Becky admits sailing was the last thing on her mind until she met Dean, who worked on tugs on the River Thames until he wanted a career change and came to the Isle of Wight to study for his Ocean Yacht Master. She smiled: “Dean and I lived very different lives, until we happened to meet by chance in a Cowes pub. After he passed his Ocean Master qualification he was offered the captain’s position on yacht ‘Ælfgifu’, a 10- year-old Beneteau Oceanis 473, registered from Portsmouth, sailing around the Mediterranean.

“Then the owner decided he wanted to start a charter company based in Elba, Italy. I was offered the stewardess job so I completed a course in marine cooking and gained some sailing experience out on the Solent.”

Then came the opportunity to compete in the Arc Rally on Ælfgifu. Becky said: “Just preparing was challenging enough – 21 days of food, plus emergency supplies just in case! The start was fantastic. Hundreds of yachts all pushing to get in front. We held back a little then picked up great speed through the start line, with dolphins swimming right beside us. Everything was pretty straightforward, until days four and five – which were days from hell!

“We headed into winds which made it very uncomfortable to sleep, and our cabin was what I can only describe as a human washing machine. So two days without much sleep equals grumpy crew, but on the plus side we made great headway. We then sprang a leak in the forehead cabin, which was of course ours. It was a case of holding up towels to stop the water coming in, while others were on deck trying to find where the leak was coming from and sealing it.”
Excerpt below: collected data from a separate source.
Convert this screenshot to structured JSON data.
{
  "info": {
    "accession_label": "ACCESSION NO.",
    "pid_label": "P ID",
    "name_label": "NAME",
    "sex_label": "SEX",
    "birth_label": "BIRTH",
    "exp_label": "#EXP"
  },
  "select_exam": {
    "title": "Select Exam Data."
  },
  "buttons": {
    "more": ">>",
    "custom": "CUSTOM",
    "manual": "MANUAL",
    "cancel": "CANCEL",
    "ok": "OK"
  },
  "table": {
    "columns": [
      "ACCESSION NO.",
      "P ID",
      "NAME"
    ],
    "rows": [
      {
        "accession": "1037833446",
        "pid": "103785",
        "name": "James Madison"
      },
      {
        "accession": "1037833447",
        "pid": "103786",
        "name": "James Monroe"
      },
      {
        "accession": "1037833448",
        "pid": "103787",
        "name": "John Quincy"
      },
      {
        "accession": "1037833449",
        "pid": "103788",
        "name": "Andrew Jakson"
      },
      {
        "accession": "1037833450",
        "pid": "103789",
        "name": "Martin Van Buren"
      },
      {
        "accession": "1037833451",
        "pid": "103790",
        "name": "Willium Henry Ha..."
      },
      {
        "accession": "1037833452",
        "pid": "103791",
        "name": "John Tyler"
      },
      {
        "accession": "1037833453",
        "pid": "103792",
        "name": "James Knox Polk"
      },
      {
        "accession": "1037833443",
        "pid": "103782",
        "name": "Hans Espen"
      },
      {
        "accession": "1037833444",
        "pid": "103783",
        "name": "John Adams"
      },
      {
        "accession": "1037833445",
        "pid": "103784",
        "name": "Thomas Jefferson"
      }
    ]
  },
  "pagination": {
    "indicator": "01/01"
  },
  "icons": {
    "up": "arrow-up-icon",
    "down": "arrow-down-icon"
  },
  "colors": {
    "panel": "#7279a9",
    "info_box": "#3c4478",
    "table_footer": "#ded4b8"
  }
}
Becky continued: “One of our dreams was to see whales, which we did, and they were an absolutely incredible sight. We also tried our luck at a spot of fishing and caught a mahi mahi, We filleted it and cooked it up for dinner – you can’t get it much fresher than that.

“We had a watch system for the crew members of three hours on six hours off. The cooking, cleaning and general boat checks were also rotated around so that everyone had an input into the daily running of the yacht. My favourite watch was the evening/early morning one. I saw massive meteor showers that were so bright they lit up the whole sky as if it was a lightning storm.”

Towards the halfway point of the race near disaster struck when the water inlet pipe came off the engine, and the bilge pump stopped working so the only option was for the crew to bale out. Becky said: “We called the coastguard just to inform them of our position and situation. They contacted the Arc and all other yachts where informed of our problem. We had it resolved in an hour or so by being calm and working well as a team. Lots of other yachts contacted us to see if we were ok or needed help, which was so comforting. The one good thing about doing the crossing with the Arc is that you become one big family and everyone is looking out for one other.”

Although there was some time for sun bathing, on one occasion flying fish also caused a minor problem when they began landing on deck, hitting one of the crew straight in the face. But Becky reckoned: “Overall the elements were pretty kind to us the whole way. We had a few squalls hit us but this just gave us an extra push from the winds generated from these.”

After 18 days at sea, ‘Ælfgifu’ arrived in St Lucia in darkness, but there was still one mishap to come. Becky added: “We hit a fishing pot two miles from the finish line. No one would ever see these in the day let alone at night! The rope got caught right round our propellor. We managed to move into the marina slowly without being towed which would have been highly embarrassing.

“When we arrived we were greeted by other finishers cheering and clapping, which is quite emotional. When on land a very well earned rum punch was waiting for us. St Lucia is an incredible paradise and was worth every day of sailing to get to. Finishing seventh in our class was an incredible achievement for us. We learned so much and met the most amazing friends for life.”

The crew have subsequently been sailing around the Caribbean for the past few couple of months before they return to Elba for the start of the 2015 charter season. Becky reflected: “Being out on a yacht is a beautiful, breathtaking, unforgettable and wonderful experience. Everyone should try it some day.”